BCM-HGSC/s3-catapult

Repository files navigation

S3-Catapult

This is the public version of an internal tool we use to deliver large batches of local data files to S3 buckets as selected by a manifest in Excel format.

Typical Operation

usage: s3-catapult [-h] [--version] [--env_file ENV_FILE] input_path config_file

s3-catapult cli arg parser

positional arguments:
  input_path           Path to excel
  config_file          Path to the config YAML file

options:
  -h, --help           show this help message and exit
  --version            show program's version number and exit
  --env_file ENV_FILE  Specifies the .env file to be used

See '<command> --help' to read about a specific sub-command.

Developer Notes

Entry.py

The main file used is /catapult/entry.py.

Logging

main() starts off setting up the logger via setup_logger(). This is used to set up a base logger to be used in the earliest stages of the project. Once several parameters needed for setup_logging() are gathered from proceeding functions, setup_logging() will be ran in order to utilize coloredlogs for logging.

cli, config, coloredlogs, and env

main() then handles the cli via command_line_parser(), gets the config file using parse_yaml(), applies coloredlogs to the logs via setup_logging(), and gets the environment file using load_env_vars().

run_command()

Using the working_dir field from the config file, run_command() is ran which returns a return_code relevant to the success of the project as a whole.

Copy.py

copy_main()

run_command() runs the copy_main() function which is found in the /catapult/validation/copy.py file.

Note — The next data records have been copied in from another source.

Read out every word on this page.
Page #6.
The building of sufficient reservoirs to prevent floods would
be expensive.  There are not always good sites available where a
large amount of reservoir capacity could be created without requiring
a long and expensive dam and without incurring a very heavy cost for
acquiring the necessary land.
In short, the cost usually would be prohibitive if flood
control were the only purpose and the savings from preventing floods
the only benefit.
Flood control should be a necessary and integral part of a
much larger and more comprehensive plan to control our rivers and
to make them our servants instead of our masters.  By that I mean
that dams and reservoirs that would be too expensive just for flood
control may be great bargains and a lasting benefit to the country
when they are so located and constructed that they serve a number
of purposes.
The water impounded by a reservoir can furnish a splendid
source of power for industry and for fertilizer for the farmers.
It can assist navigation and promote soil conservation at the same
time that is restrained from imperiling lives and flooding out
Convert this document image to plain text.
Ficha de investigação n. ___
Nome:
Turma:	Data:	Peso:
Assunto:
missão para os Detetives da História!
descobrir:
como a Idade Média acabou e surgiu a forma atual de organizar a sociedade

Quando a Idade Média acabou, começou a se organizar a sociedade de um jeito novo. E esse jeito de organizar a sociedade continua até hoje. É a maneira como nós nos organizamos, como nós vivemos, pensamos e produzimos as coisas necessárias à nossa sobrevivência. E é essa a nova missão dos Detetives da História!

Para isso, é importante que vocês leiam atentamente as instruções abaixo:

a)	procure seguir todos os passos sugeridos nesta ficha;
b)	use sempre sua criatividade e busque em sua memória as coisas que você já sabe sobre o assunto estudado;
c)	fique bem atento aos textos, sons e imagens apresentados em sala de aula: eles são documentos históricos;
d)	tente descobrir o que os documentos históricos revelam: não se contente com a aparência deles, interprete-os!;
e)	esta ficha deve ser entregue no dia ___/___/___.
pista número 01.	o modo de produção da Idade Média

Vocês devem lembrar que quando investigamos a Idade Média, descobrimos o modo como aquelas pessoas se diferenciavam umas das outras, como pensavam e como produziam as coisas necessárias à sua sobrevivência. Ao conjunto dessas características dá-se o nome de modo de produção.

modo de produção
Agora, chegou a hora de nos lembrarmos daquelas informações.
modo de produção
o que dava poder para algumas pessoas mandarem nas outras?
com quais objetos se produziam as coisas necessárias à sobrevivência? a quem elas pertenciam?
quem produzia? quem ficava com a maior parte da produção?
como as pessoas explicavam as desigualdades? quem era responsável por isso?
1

Inside of copy_main() is where the majority of different important steps in the project are taken.

get_data()

It first retrieves the manifest using get_data() which can be found in the /catapult/utils/utils.py file. This can either get the data from an excel path or a directory.

verify_path_validity

Next copy_main() verifies that all paths contained within the retrieved manifest are valid paths via verify_path_validity().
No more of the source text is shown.